Забыл упомянуть: она почти никогда не раздевалась полностью и с течением времени придавала этому все меньше значения. Если можно просто сдвинуть какой-нибудь предмет одежды, зачем его снимать? В большинстве случаев она вообще не хотела заниматься любовью, а только просила – говоря ее словами – «дать ей ногу» и терлась о нее всем телом или определенной частью тела, пока не достигала поставленной цели. Надо отдать ей должное: вначале она всегда спрашивала моего разрешения. Меня это сильно возбуждало, но мне самому не дозволялось предпринимать никаких действий, а иначе я получал выволочку. Моя роль сводилась к тому, чтобы лежать бревном, вытянув руки по бокам. Взамен я мог ожидать только великодушного разрешения взять ее ногу.

Подтекающий кухонный кран служил для нас единственным указанием на ход времени. Одна капля в точности повторяла другую, а вчерашний день можно было незаметно подменить сегодняшним или завтрашним. Но однажды утром произошла крошечная перемена: я без единого слова начал резать хлеб, а Эльза, пожав плечами, решила сварить кофе. Не убрав со стола, я занял ванную, а когда вышел, увидел застеленную кровать. Мы даже улыбнулись друг другу. Поскольку в тот день была моя очередь обихаживать кота, Эльза взяла на себя мою обязанность – уборку в кухне. А пока она была в ванной, я замочил фасоль, зная, что Эльза этого ожидает. Когда она вышла и это увидела, мы улыбнулись друг другу еще раз, то есть в общей сложности дважды до полудня – рекорд.

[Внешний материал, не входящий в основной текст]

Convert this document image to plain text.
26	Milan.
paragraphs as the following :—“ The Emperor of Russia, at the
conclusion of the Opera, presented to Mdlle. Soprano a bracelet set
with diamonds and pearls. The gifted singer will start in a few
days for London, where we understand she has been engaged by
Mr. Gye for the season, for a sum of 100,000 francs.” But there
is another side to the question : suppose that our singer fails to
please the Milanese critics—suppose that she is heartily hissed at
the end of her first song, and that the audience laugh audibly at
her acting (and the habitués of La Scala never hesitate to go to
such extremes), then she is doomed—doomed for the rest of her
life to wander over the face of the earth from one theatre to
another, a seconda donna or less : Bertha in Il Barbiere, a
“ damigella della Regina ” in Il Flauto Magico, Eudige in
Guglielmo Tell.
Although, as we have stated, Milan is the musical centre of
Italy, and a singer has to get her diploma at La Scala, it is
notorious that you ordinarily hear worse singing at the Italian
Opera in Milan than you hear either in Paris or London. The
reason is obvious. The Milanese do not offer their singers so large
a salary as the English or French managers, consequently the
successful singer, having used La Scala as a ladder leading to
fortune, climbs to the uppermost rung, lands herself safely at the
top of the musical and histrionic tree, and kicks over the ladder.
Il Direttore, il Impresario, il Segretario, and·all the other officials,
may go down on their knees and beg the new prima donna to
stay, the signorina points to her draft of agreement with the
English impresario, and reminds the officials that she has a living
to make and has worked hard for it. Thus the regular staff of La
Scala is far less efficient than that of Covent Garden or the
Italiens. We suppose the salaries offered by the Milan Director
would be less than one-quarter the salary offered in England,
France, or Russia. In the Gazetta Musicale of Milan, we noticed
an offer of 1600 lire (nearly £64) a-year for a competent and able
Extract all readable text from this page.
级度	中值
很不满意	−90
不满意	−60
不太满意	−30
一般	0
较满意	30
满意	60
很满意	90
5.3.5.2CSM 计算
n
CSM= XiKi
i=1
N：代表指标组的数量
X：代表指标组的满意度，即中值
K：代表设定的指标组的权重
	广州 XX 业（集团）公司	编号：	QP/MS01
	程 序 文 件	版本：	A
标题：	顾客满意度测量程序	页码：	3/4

У кота, заметившего нечто новое, разгорелось природное любопытство. Он вспрыгнул на скамейку для дров и начал, опустив голову, принюхиваться, но подпалил себе усы – вонь была жутчайшая. Тут же примчалась Эльза, стерла черноту – и кошачьи усы зернышками легли ей на ладонь. Меня ждал очередной сюрприз: она не сказала, что в этом виноват я.

За обедом, вместо того чтобы уставиться каждому в свою тарелку и без аппетита поглощать еду, мы содержательно побеседовали. Я сказал, чтобы Эльза не тревожилась: Карлу, как и мне, усы были ни к чему. Это не так, ответила Эльза: кошке усы необходимы, как перш – эквилибристу. Меня это рассмешило, но она продолжила: нам, людям, для сохранения равновесия требуются не ноги, а уши. Я ответил: если это правда, то Карл сейчас ходил бы скособочившись или нарезая круги. Сам не знаю почему, но очень скоро мы уже смеялись до упаду, как дети. При взгляде на Карла, который ожидал угощения, гордо выставив длинные усы с одного бока и короткую щетину, как у стертой зубной щетки, с другого, мы взорвались новым приступом хохота и чуть не задохнулись, когда он неодобрительно покачал головой, повернулся к нам усатым боком и скрылся из виду. Тогда Эльза, по-прежнему хохоча, распахнула окна, и я, вместо того чтобы по привычке захлопнуть все рамы из боязни сквозняков, на сей раз не стал к ним прикасаться.

После обеда мы прилегли вздремнуть – и как будто впервые узнали друг друга. Это было сродни чуду: мы стали такими, как прежде, но из-за долгого отчуждения теперь забыли ненавидеть то, что когда-то любили. Было редкое удовольствие в том, чтобы лелеять новизну в той непринужденности, которая рождается только из длительного союза. Когда я прижал к себе Эльзу, теплый ветер унес прежние обиды и оживил наши души. За окном щебетала птица, и сон увлекал меня к пастельным небесам и нежным мелодиям.